74.伝令

文字数 985文字

「紡久くん、身体に変なところはない?」

「大丈夫。よく寝てるし、よく食べてるから。とっても元気だよ。あの栄養剤、俺には毒じゃなさそうだね」

 七月の穏やかな晴天が広がっていた。
こんな状況下でなければ、思わず歌い出したくなっていただろう。

 昼食を部屋で済ませた侑子と紡久は、建物から一番離れた一角にある、コーヒーカップに腰を降ろしていた――この場所からは、あの研究施設が目に入らないのだ。周囲に大木が生え、細く細かな葉を茂らせた木立が日陰を作る。二人が見つけた、気を落ち着けることのできる場所だった。


***


 それに初めに気づいたのは、侑子だった。足元に何かが当たった感触に気づき、動いたのが分かった。

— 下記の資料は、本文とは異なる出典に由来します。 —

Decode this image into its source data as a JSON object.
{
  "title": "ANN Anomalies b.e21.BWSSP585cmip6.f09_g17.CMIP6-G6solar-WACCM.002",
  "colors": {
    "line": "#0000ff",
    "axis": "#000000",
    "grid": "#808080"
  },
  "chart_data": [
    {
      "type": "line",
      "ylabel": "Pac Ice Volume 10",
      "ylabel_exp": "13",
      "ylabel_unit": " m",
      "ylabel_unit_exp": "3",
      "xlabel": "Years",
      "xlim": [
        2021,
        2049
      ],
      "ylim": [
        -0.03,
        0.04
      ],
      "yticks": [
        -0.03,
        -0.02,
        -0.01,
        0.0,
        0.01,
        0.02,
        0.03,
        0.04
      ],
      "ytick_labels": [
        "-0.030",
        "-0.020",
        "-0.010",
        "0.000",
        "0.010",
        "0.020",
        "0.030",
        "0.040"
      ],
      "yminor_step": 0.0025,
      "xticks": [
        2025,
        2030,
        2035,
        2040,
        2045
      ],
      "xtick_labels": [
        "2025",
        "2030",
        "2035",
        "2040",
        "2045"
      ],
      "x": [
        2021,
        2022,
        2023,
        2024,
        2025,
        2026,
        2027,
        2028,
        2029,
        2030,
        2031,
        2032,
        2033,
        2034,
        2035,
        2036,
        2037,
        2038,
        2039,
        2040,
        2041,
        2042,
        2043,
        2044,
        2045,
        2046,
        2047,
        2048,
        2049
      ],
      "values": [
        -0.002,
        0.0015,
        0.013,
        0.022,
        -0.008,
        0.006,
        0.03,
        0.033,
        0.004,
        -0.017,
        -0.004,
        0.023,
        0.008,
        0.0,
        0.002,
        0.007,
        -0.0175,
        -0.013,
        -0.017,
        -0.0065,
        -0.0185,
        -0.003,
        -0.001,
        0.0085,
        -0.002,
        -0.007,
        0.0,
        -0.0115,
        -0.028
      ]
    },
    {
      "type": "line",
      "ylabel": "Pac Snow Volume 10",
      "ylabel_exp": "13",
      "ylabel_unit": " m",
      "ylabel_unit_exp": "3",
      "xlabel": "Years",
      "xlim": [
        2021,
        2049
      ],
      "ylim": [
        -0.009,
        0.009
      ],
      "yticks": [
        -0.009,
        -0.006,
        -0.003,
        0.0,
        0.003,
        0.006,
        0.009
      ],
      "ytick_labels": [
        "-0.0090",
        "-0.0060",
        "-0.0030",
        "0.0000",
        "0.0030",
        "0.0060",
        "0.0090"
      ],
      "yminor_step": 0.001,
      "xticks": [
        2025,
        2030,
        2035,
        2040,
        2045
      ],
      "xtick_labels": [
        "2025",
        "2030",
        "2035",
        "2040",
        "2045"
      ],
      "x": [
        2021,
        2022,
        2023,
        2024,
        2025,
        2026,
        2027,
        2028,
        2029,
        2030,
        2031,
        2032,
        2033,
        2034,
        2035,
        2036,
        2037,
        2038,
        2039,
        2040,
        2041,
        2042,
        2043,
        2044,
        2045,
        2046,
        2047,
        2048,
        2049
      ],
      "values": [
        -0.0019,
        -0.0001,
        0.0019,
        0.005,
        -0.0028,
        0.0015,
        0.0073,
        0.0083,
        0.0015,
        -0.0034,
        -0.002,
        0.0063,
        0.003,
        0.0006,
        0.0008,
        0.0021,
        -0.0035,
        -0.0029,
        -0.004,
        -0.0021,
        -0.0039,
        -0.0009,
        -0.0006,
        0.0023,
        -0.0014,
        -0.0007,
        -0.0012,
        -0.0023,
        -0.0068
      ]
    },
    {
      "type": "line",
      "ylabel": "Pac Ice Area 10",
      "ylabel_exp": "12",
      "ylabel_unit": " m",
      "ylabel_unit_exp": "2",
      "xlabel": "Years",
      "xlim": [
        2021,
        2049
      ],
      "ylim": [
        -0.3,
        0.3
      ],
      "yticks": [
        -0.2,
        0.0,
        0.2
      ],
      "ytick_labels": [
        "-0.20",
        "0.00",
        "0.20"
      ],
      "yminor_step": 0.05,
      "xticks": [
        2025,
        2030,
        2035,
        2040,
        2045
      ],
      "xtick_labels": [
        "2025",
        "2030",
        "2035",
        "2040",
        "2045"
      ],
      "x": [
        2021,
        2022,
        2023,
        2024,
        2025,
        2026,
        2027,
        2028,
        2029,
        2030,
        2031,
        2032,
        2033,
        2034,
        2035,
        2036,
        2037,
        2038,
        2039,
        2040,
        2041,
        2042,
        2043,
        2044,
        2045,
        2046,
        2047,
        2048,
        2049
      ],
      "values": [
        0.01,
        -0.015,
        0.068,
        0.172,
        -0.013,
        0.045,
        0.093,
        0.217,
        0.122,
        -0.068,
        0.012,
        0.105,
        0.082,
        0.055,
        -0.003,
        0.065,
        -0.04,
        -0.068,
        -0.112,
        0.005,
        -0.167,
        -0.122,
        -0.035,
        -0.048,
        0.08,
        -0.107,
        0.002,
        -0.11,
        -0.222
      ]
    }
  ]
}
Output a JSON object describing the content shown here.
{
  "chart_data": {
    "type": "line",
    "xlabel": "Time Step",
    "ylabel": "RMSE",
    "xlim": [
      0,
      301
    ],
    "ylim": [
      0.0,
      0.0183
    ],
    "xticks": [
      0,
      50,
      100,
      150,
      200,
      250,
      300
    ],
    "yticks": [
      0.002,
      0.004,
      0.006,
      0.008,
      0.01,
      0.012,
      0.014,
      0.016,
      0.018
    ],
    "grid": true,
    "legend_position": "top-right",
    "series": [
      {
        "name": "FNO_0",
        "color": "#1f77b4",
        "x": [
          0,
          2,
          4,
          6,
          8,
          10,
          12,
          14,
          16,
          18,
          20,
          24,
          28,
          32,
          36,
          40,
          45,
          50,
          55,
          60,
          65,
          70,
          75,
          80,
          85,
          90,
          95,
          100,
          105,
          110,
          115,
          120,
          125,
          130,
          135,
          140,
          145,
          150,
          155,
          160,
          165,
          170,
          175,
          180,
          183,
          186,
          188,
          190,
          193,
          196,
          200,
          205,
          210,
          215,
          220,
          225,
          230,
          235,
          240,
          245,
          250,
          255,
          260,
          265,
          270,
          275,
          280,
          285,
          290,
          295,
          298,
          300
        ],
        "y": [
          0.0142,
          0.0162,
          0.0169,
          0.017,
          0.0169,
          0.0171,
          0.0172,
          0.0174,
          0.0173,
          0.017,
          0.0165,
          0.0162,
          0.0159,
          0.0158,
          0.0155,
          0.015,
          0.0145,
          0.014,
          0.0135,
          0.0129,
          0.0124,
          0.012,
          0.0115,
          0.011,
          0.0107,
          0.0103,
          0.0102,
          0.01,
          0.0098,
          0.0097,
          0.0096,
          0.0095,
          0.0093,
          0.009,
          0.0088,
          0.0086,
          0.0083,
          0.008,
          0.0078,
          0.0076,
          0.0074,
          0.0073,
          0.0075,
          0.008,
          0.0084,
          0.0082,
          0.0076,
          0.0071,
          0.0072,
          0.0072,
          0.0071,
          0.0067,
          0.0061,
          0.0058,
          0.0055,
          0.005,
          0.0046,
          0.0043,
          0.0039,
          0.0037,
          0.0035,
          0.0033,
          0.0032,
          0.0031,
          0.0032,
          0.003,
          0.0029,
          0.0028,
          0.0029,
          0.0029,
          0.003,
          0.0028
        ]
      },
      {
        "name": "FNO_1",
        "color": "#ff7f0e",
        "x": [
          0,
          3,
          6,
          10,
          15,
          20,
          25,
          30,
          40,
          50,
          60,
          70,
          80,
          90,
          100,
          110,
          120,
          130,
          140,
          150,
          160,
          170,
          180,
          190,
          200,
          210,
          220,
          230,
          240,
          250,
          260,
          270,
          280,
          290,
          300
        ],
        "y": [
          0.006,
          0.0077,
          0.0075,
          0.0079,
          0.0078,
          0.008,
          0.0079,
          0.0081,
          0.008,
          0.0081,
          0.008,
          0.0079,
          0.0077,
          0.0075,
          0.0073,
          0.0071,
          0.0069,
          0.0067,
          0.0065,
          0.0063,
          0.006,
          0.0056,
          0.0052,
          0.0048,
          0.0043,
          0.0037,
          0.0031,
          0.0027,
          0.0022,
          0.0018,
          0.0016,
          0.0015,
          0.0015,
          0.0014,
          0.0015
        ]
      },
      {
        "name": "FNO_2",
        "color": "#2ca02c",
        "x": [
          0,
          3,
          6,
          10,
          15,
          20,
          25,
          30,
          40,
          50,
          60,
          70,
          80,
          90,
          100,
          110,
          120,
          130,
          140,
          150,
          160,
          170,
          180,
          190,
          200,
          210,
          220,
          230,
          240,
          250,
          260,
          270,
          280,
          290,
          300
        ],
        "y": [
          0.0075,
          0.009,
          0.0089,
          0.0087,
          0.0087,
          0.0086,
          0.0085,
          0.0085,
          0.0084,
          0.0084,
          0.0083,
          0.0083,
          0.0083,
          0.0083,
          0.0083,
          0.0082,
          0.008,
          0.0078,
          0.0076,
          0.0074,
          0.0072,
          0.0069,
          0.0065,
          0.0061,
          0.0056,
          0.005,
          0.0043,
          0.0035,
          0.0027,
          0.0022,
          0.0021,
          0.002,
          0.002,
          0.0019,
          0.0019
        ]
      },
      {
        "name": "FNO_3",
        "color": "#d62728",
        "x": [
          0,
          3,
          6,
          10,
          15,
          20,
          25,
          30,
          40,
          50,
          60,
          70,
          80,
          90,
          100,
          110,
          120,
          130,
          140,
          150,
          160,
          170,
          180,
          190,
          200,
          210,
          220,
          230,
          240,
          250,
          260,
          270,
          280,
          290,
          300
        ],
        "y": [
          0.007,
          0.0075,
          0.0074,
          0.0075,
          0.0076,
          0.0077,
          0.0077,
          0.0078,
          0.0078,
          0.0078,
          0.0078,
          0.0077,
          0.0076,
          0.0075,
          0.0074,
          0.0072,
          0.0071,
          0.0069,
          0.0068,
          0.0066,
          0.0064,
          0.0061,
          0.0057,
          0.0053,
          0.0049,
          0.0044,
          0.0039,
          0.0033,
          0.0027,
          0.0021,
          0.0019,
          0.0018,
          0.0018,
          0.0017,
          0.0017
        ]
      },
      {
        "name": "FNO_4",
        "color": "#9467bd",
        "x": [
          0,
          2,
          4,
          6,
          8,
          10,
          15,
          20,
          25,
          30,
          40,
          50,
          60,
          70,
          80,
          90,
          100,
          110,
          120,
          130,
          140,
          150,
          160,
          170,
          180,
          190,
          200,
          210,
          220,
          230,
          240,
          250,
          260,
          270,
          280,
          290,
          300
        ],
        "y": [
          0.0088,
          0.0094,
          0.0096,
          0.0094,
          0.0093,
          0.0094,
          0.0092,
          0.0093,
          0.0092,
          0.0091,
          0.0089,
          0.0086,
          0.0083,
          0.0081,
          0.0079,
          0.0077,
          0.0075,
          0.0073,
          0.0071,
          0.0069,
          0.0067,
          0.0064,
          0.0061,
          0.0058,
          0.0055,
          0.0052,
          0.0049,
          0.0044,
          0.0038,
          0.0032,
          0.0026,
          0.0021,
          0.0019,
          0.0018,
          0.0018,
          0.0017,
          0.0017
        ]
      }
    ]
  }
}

 ビクリと身体を震わせた侑子に、紡久が「どうしたの」と声をかける。

「動物かな? 何か下で動いて……」

 腰を曲げて足元を覗き込んだ侑子は、あっと声を上げ、その声に自分も屈み込もうとした紡久の耳に、脳天気な音が聞こえてきた。

 プゥ プゥ

「おまえ……!」

 差し出された侑子の手の上に自ら跳び乗ってきたのは、頭頂部だけが青い白クマのあみぐるみだったのだ。

「どうしてここに?」

 息を呑んだ侑子の問いかけに、クマは胸を張って見せる。

「このクマ、コルについて行ったんじゃなかったっけ?」

 紡久に頷きながら、侑子は駅の改札前でメムの親子と別れた日を思い返していた。コルに飛びつき、彼と共にメムの里へ赴いたはずの白クマだった。

「あ、この布……」

 あみぐるみを観察していた侑子は、首元に巻き結ばれた紺色の布切れに注目した。藍染の深い色の上に、特徴的な線を描いて白い糸が刺繍されている。その模様に、侑子は見覚えがあった。

「メムの文様」

 侑子が里を出立する日、ランが侑子への餞別に贈った手ぬぐいにも、同じ模様が刺繍してあったはずだ。

「お前、コルのところからやってきたの?」

 ぴぃ ぴぃ

 白クマは頷いて、肯定した。
そして、輝く硝子の鱗で覆われた背に背負った、銀色の円柱を両腕で示す。

 見覚えのある形と質感だった。
侑子の元に鳥が運ぶ時には、もう少し短い円柱だったが。

「侑子ちゃん、これってもしかして」

「うん……」

 二人は顔を見合わせた。
侑子の膝の上で、白クマは大人しく待っていた。彼女の両手が背中の筒の蓋を持ち上げ、中身を取り出し終えるのを。

 中から出てきた物を見て、侑子と紡久の瞳は、煌々と輝きだした。